In a tweet on Friday, Pakistan army spokesman General Asif Ghafoor said “another brave son of soil lost his life in the line of duty” in Buttal town.

“Intermittent exchange of fire continues,” Ghafoor tweeted on Thursday.

He confirmed to Al Jazeera that the casualty figure on Thursday included three civilians.

An Indian army spokesperson denied the Pakistani army’s statement on Thursday. “No casualties. This assertion is wrong,” the spokesperson said.

The Indian army said that from about 7am Pakistan violated a ceasefire between the two nations in the heavily militarised LoC.

The developments come during a period of increasing tensions between India and Pakistan after New Delhi’s Hindu nationalist government last week revoked special status for Indian-administered Kashmir.

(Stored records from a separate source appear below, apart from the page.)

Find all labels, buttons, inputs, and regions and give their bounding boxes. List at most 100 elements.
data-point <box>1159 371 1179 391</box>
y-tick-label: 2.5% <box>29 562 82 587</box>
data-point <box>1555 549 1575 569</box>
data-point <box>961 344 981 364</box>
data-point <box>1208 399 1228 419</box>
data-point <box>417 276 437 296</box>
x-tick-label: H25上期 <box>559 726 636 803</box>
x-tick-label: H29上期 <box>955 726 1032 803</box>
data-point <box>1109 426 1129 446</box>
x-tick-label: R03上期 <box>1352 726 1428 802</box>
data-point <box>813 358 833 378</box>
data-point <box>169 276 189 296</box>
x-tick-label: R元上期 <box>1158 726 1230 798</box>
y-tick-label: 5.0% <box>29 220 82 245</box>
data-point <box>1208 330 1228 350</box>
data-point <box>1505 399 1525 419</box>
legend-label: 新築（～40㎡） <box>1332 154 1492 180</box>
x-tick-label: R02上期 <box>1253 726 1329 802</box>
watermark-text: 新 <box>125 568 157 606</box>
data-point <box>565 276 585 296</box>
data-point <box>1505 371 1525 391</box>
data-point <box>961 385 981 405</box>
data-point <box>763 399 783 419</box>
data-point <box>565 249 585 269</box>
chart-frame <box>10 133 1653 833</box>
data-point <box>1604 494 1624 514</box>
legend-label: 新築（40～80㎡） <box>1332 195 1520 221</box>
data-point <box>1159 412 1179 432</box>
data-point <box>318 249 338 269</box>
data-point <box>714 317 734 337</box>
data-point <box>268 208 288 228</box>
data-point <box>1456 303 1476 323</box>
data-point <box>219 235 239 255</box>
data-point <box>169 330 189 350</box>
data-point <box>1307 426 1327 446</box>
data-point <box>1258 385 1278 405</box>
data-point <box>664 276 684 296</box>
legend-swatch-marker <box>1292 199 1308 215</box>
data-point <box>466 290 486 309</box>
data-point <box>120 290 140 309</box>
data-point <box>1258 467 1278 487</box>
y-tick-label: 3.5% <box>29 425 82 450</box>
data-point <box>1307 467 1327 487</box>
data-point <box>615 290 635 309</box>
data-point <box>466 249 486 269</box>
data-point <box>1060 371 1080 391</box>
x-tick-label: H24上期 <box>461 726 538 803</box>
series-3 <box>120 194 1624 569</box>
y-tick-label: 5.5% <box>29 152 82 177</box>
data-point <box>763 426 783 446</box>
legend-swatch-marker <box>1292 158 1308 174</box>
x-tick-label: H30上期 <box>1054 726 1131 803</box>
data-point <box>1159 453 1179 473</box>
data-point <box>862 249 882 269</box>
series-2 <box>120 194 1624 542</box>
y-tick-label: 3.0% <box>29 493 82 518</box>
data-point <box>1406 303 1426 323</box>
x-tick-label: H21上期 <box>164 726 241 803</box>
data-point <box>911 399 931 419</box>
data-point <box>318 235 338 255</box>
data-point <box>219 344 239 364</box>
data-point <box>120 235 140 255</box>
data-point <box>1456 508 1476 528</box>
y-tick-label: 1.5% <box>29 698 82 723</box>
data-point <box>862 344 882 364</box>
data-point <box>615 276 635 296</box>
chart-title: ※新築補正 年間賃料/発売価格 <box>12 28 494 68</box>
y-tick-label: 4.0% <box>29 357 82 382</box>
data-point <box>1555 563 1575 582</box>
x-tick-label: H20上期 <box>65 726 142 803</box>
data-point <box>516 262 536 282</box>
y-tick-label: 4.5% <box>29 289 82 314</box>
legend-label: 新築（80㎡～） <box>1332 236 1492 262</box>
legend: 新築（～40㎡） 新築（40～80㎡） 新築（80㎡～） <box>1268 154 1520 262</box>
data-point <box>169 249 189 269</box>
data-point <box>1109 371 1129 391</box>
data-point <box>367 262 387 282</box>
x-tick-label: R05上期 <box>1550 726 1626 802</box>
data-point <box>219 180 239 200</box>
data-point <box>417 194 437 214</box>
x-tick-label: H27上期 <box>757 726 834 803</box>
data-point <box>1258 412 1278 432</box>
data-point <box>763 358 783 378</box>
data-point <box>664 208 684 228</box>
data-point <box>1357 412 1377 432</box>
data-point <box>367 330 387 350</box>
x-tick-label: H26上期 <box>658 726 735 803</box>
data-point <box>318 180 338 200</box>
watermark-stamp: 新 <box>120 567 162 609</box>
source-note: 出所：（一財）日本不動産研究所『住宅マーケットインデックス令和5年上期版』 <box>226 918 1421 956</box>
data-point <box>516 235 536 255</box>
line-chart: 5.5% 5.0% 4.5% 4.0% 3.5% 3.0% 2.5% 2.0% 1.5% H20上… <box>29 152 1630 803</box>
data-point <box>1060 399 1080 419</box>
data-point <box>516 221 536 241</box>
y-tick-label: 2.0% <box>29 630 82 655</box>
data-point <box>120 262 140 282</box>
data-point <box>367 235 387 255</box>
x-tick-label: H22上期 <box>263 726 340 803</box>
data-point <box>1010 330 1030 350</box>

The decision by India blocks the right of the Muslim-majority state of Jammu and Kashmir to frame its own laws and allows non-residents to buy property there.

Telephone lines, internet and television networks have been blocked and there are restrictions on movement and assembly.

UNSC move

The UNSC is due to meet behind closed doors on Friday at the request of China and Pakistan to discuss India’s decision to revoke the special status of Jammu and Kashmir, diplomats said.

Any action by the 15-member council is unlikely as the United States traditionally backs India and China supports Pakistan.

“Pakistan will not provoke a conflict. But India should not mistake our restraint for weakness,” Pakistan’s Foreign Minister Shah Mahmood Qureshi wrote in a letter to the UNSC on Tuesday.

“If India chooses to resort again to the use of force, Pakistan will be obliged to respond, in self-defense, with all its capabilities.”

UN Secretary-General Antonio Guterres has called on India and Pakistan to refrain from any steps that could affect the special status of Jammu and Kashmir. Guterres also said he was concerned about reports of restrictions on the Indian side of Kashmir.

The council adopted several resolutions in 1948 and in the 1950s on the dispute between India and Pakistan over the region, including one which says a plebiscite should be held to determine the future of the mostly Muslim Kashmir.

Another resolution also calls upon both sides to “refrain from making any statements and from doing or causing to be done or permitting any acts which might aggravate the situation”.